The most reliable source of information at this time appears to be the Cigars International website, where there is pictured an actual BOX of these puppies. The size is clearly robusto, and the name on the box is ARROW.

(The witless 5-pack consumer emerges into the peerless sunlight, blinking and looking for his Xikar.)

To the best of my knowledge, the wrapper on this cigar is indeed corojo. It certainly tastes like it. There’s a sweet spice to corojo that is almost unmistakable, and this stick has it in spades. It’s similar to Cameroon, but lighter, a little more complex, a little more refined; yet it makes sense that after the embargo U.S. manufacturers would turn to Cameroon as an alternative.

The wrapper competes nicely with the Nicaraguan binder and the Honduran and Nicaraguan filler. It’s a medium bodied smoke that builds, but never reaches full blast. The construction is uniformly excellent, and the aftertaste minimal. The sweet caramel aroma really sells this one for me, and sells it at a fantastic everyday price of two dollars a stick.

(The bewildered five-pack consumer revels in his good luck and goes in search of yet more five-packs to confuse him…)

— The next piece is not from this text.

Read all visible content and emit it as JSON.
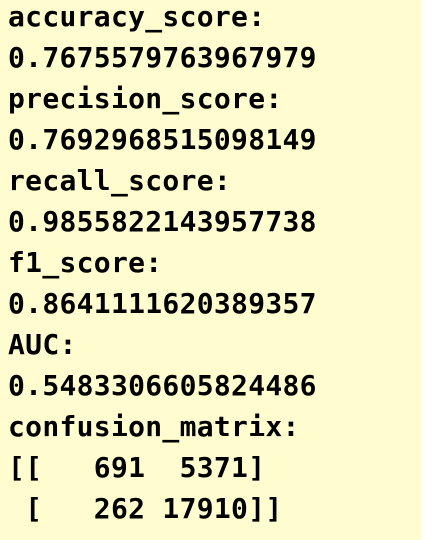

Diamond Crown Maximus Pyramid No. 3

Cnv0140.jpg

The first Diamond Crown line was developed by Stanford Newman and the Fuente family to celebrate the 100th anniversary of the Newman cigar company. As he tells it in Cigar Family, Stanford’s father first began rolling “buckeye” cigars in Cleveland for direct sale to grocery stores. He stored the tobacco in his mother’s cellar. And this was the humble beginning to a family legacy that would survive for the next century and beyond.

The Newmans first got involved with the Fuentes when Carlos Fuente approached Newman to take over his machine-made business in Tampa. Fuente wanted to concentrate on his hand made cigars in the Dominican Republic, but he didn’t want to totally abandon his machine made business in Tampa. Newman balked at first, but realizing the talent of Fuente he finally agreed, with the condition that Fuente make hand made cigars for the Newman company. An agreement was forged, and cigar fans are all the better for it.

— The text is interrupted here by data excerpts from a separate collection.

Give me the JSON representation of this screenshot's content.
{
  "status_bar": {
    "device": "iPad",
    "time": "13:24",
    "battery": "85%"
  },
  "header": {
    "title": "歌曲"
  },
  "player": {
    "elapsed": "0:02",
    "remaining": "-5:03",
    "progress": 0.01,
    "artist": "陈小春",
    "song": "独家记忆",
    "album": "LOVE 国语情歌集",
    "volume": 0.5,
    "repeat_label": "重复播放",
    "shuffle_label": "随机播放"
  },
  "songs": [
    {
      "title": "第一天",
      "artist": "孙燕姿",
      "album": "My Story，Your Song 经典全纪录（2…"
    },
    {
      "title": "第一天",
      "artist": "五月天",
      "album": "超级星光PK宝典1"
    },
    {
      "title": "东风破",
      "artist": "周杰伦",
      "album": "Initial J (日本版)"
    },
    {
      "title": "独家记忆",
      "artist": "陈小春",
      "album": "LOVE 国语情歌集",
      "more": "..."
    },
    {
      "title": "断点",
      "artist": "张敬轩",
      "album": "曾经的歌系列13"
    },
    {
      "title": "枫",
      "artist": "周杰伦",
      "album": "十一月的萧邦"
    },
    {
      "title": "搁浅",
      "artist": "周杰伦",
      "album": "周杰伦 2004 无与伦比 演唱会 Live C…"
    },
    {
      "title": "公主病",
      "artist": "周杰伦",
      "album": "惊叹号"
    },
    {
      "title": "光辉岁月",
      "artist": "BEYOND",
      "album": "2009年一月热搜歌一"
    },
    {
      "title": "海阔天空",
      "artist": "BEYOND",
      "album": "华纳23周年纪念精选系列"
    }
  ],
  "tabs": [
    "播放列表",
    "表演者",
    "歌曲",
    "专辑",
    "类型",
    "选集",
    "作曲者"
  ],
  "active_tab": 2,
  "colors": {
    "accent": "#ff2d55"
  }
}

The Diamond Crown line and the Opux X line were released at about the same time, in 1996. I remember at the time the clamor that arose over the Opus X, in part because it wasn’t available on the west coast. Part of the Newman and Fuente marketing plan was to release the Opus X on the east coast exclusively, and to release the Diamond Crown on the west coast exclusively. Very smart…and aggravating! I can just see Carlos and Stanford snickering over this, like Boris and Natasha Badenoff. But as far as a publicity generator, it was brilliant idea.

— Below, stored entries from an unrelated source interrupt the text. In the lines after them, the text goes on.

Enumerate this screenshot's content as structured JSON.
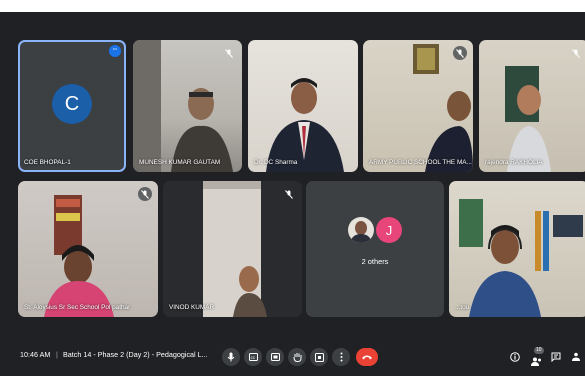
{
  "participants": [
    {
      "name": "COE BHOPAL-1",
      "initial": "C"
    },
    {
      "name": "MUNESH KUMAR GAUTAM"
    },
    {
      "name": "Dr. DC Sharma"
    },
    {
      "name": "ARMY PUBLIC SCHOOL THE MA..."
    },
    {
      "name": "rajendra RAKHOLIA"
    },
    {
      "name": "St. Aloysius Sr Sec School Pol pathar"
    },
    {
      "name": "VINOD KUMAR"
    },
    {
      "name": "...tou"
    }
  ],
  "others_tile": {
    "label": "2 others",
    "initial": "J"
  },
  "more_options_glyph": "•••",
  "bottom_bar": {
    "time": "10:46 AM",
    "separator": "|",
    "meeting_title": "Batch 14 - Phase 2 (Day 2) - Pedagogical L...",
    "participants_count": "10"
  },
  "colors": {
    "background": "#202124",
    "tile": "#3c4043",
    "active_border": "#8ab4f8",
    "avatar_blue": "#1a5fa8",
    "avatar_pink": "#e8457a",
    "end_call": "#ea4335"
  },
  "icons": [
    "microphone-icon",
    "closed-caption-icon",
    "present-screen-icon",
    "raise-hand-icon",
    "activities-icon",
    "more-options-icon",
    "end-call-icon",
    "info-icon",
    "people-icon",
    "chat-icon",
    "host-controls-icon",
    "mic-off-icon"
  ]
}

The Diamond Crown Maximus came as a response to the trend toward heavier bodied cigars. The original line is a fairly mild blend with a Connecticut wrapper, while the Maximus is heavier and employs an Oliva grown Ecuadorian sun-grown wrapper from the El Bajo region. The Maximus was released at the 2003 RTDA convention.

All of the DC cigars have large ring gauges so they can incorporate five or six different leaves to give the smoke complexity. The Pyramid No. 3 rings in at 6 5/8 x 50. The head of this cigar is something to marvel at. The wrap is perfect, the work of a true artist. The color is an unusual colorado maduro, an almost drab shade of maduro…I can’t find another cigar in my humidor that shares the same shade.

The wrapper on this cigar is the star of the show. I found the blend to be smooth and spicy, but the aroma from the wrapper steals the show. It starts up with a hint of cedar that grows and grows, over a steady smooth beat that heats up in intensity as the cigar burns. Almost like a piece of music, a jazz quartet that starts out cool and easy but breaks out when the players take their solos. But again, the principle player here is the Ecuadorian wrapper. Between puffs it was nice just to revel in the aroma from the smoldering stick.

Certainly a class act. But now for the letdown. As the band packs up its instruments and the crowd finishes their drinks, the bill arrives. Gulp. At 15 to 20 USD, this is still a damn fine cigar. But at this price… I’ll have to let my wife buy me more, like this one, for Christmas.